第45話

夕方になって、病院から出た一行は駅に向かって歩いていた。


「すごく楽しかったですねー。また来たいです!」

「そうですね。また来てもよろしいでしょうか?」

「う、うん大丈夫だよ……」


 本当は来てほしくないのだが、そんな事は言えず、亮は首を縦に振る。


「本当ですか!?」

「でも恵梨香とか私を通してね」

「そんなー、2人きりで話したいのにー!」


 智代は、悲しそうに投げていた。


 よっぽど杏奈と2人きりで話したいのだろうが、流石に2人きりにしたら何をされるかわからないので、絶対にしない方が良さそうだ。

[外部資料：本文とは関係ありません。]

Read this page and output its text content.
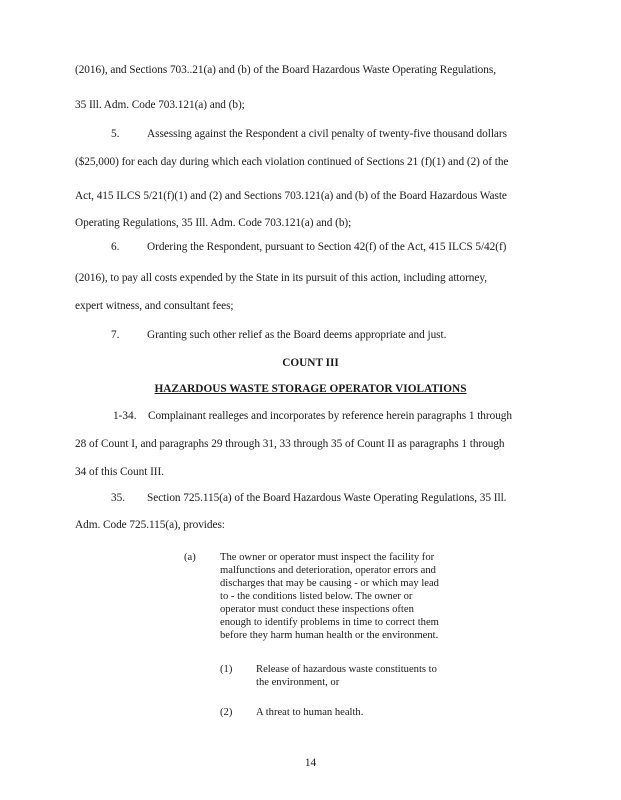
(2016), and Sections 703..21(a) and (b) of the Board Hazardous Waste Operating Regulations,
35 Ill. Adm. Code 703.121(a) and (b);
5. Assessing against the Respondent a civil penalty of twenty-five thousand dollars
($25,000) for each day during which each violation continued of Sections 21 (f)(1) and (2) of the
Act, 415 ILCS 5/21(f)(1) and (2) and Sections 703.121(a) and (b) of the Board Hazardous Waste
Operating Regulations, 35 Ill. Adm. Code 703.121(a) and (b);
6. Ordering the Respondent, pursuant to Section 42(f) of the Act, 415 ILCS 5/42(f)
(2016), to pay all costs expended by the State in its pursuit of this action, including attorney,
expert witness, and consultant fees;
7. Granting such other relief as the Board deems appropriate and just.
COUNT III
HAZARDOUS WASTE STORAGE OPERATOR VIOLATIONS
1-34. Complainant realleges and incorporates by reference herein paragraphs 1 through
28 of Count I, and paragraphs 29 through 31, 33 through 35 of Count II as paragraphs 1 through
34 of this Count III.
35. Section 725.115(a) of the Board Hazardous Waste Operating Regulations, 35 Ill.
Adm. Code 725.115(a), provides:
(a) The owner or operator must inspect the facility for
malfunctions and deterioration, operator errors and
discharges that may be causing - or which may lead
to - the conditions listed below. The owner or
operator must conduct these inspections often
enough to identify problems in time to correct them
before they harm human health or the environment.
(1) Release of hazardous waste constituents to
the environment, or
(2) A threat to human health.
14
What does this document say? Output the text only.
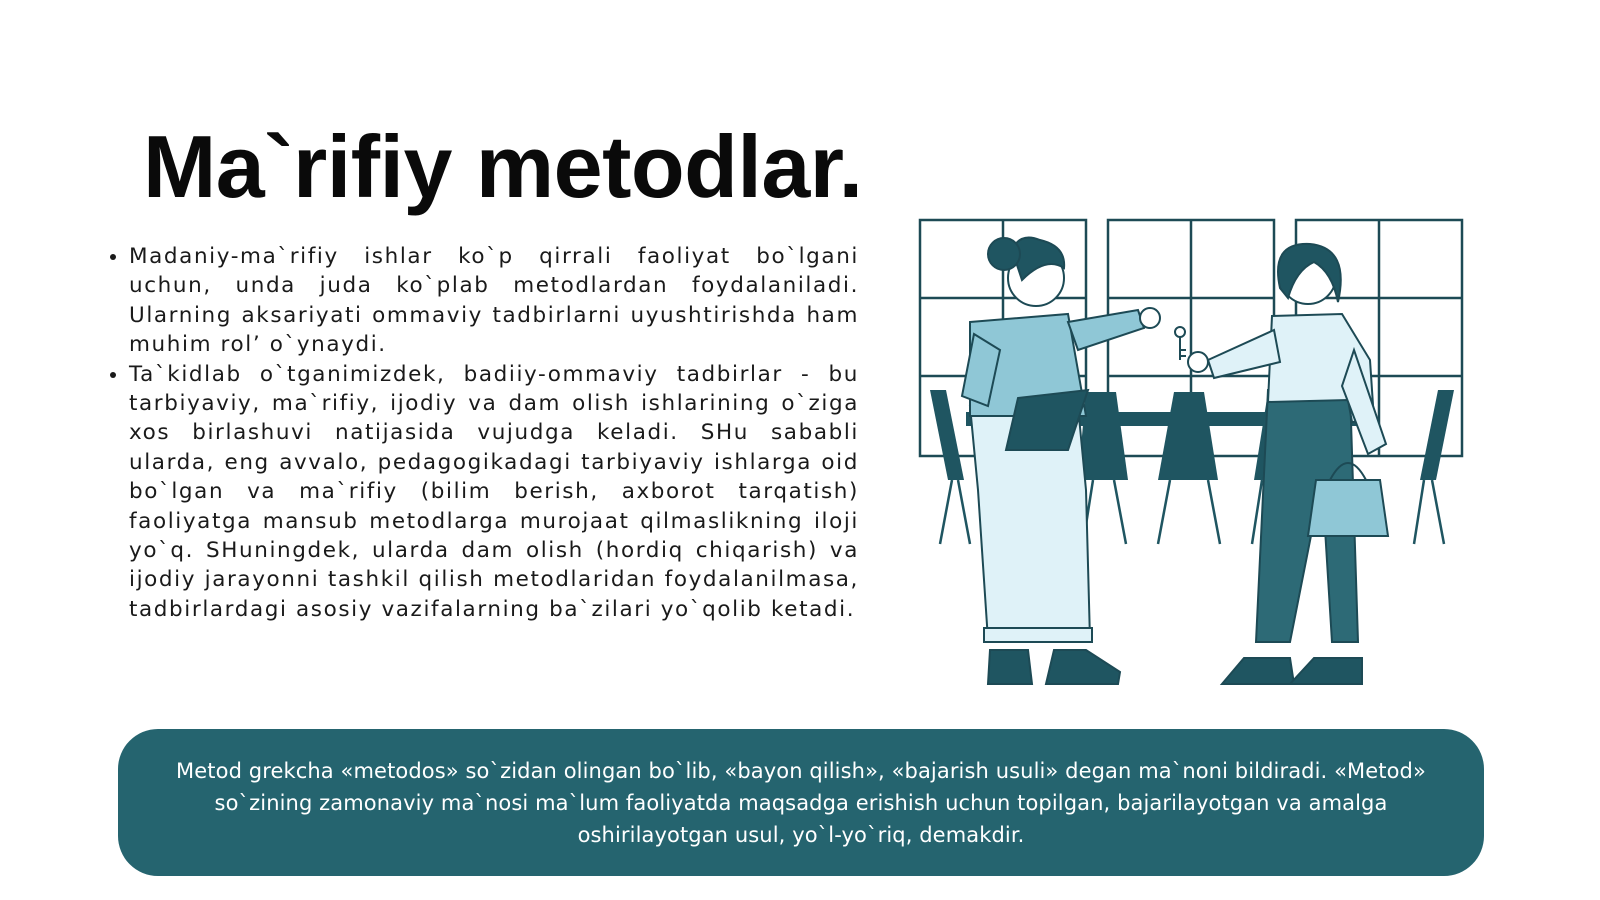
Ma`rifiy metodlar.
• Madaniy-ma`rifiy ishlar ko`p qirrali faoliyat bo`lgani uchun, unda juda ko`plab metodlardan foydalaniladi. Ularning aksariyati ommaviy tadbirlarni uyushtirishda ham muhim rol’ o`ynaydi.
• Ta`kidlab o`tganimizdek, badiiy-ommaviy tadbirlar - bu tarbiyaviy, ma`rifiy, ijodiy va dam olish ishlarining o`ziga xos birlashuvi natijasida vujudga keladi. SHu sababli ularda, eng avvalo, pedagogikadagi tarbiyaviy ishlarga oid bo`lgan va ma`rifiy (bilim berish, axborot tarqatish) faoliyatga mansub metodlarga murojaat qilmaslikning iloji yo`q. SHuningdek, ularda dam olish (hordiq chiqarish) va ijodiy jarayonni tashkil qilish metodlaridan foydalanilmasa, tadbirlardagi asosiy vazifalarning ba`zilari yo`qolib ketadi.

Metod grekcha «metodos» so`zidan olingan bo`lib, «bayon qilish», «bajarish usuli» degan ma`noni bildiradi. «Metod» so`zining zamonaviy ma`nosi ma`lum faoliyatda maqsadga erishish uchun topilgan, bajarilayotgan va amalga oshirilayotgan usul, yo`l-yo`riq, demakdir.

「ところで、杏子さんはブリリアント学園には入学されないのですか?」


 ふと疑問に思ったのか、唯がそう問いかける。


「残念ながら、杏子様は別の学校へ通うことになりますね……」

「そうですかぁ……。退院したら、一緒にサロンで過ごしたかったなぁ……」


 質問に恵梨香がそう答えると、唯はかなり残念そうにしていた。


(大丈夫だぞ。もう少ししたら、一緒にサロンで過ごせるから……)


 亮は心中でそう思いながら、唯を温かいまなざしで見つめていた。


 暫くすると、一行は駅に到着する。


 既に迎えのリムジンが到着しており、唯と智代は颯爽と乗り込む。


「杏奈様。今日は、本当にありがとうございましたー」

「また誘ってくださいねー」

「うん、また皆で集まろうね?」

「はい! それでは皆さん。また学校でー」


 そう言って、2人が手を振ると、それを合図に、2人を乗せたリムジンは駅を出ていく。


「またねー!」

「お気をつけて!」


 リムジンの姿が見えなくなるまで亮と恵梨香は手を振っていた。


「「……乗り切ったー」」


 見えなくなった後、亮と恵梨香はその場に座り込んで安堵のため息をつく。


「もう、こんな事は二度と体験したくないね……」

「そうでございますね……」


 珍しく手を取りあい、もう二度とこんなことはやりたくないと心に誓った。


「2人共、今日はお疲れー!」


 何処か買いに行っていたのか、ペットボトルの飲み物を持って麻奈美が戻ってきて、2人に手渡す。

 

「ありがとう、麻奈美ちゃん……」

「ありがとうございます。麻奈美様」


 2人は水をごくごくと飲んで、気持ちを落ち着かせる。


 すると、亮はある事を思い出した。


「そういえば、麻奈美ちゃん」

「ん? 何? 亮君」

「智代ちゃんに抱き着かれるたび、麻奈美ちゃんはなんであんなに怒ってたの?」

「え……」


 亮が、麻奈美にそう質問した瞬間、周りが完全に静まりうかえってしまう。


「あ、あれ……?」

「帰る!」

 

 そう亮に吐き捨て、頬を膨らませ、顔を真っ赤にした麻奈美は駅の中へと速足で入って行ってしまった。

 

「え、恵梨香なんで?」

「亮様は、本当にデリカシーがないのですね。死んでしまえばいいのに……」

「え、え? ひどい!!」


 ゴミを見るような目で、亮に吐き捨てて、恵梨香までもが怒って駅の中へと入って行ってしまう。


「俺、そんなひどいこと言ってしまったのか……」


 デリカシーのない質問してしまったと、猛省しながら亮も駅の中へと入って行く。


 無事、バレずにサロンメンバーでバレずにお見舞いへ行くイベントは無事終了したが、この後とんでもない事となるのは誰1人として、思いもしなかった。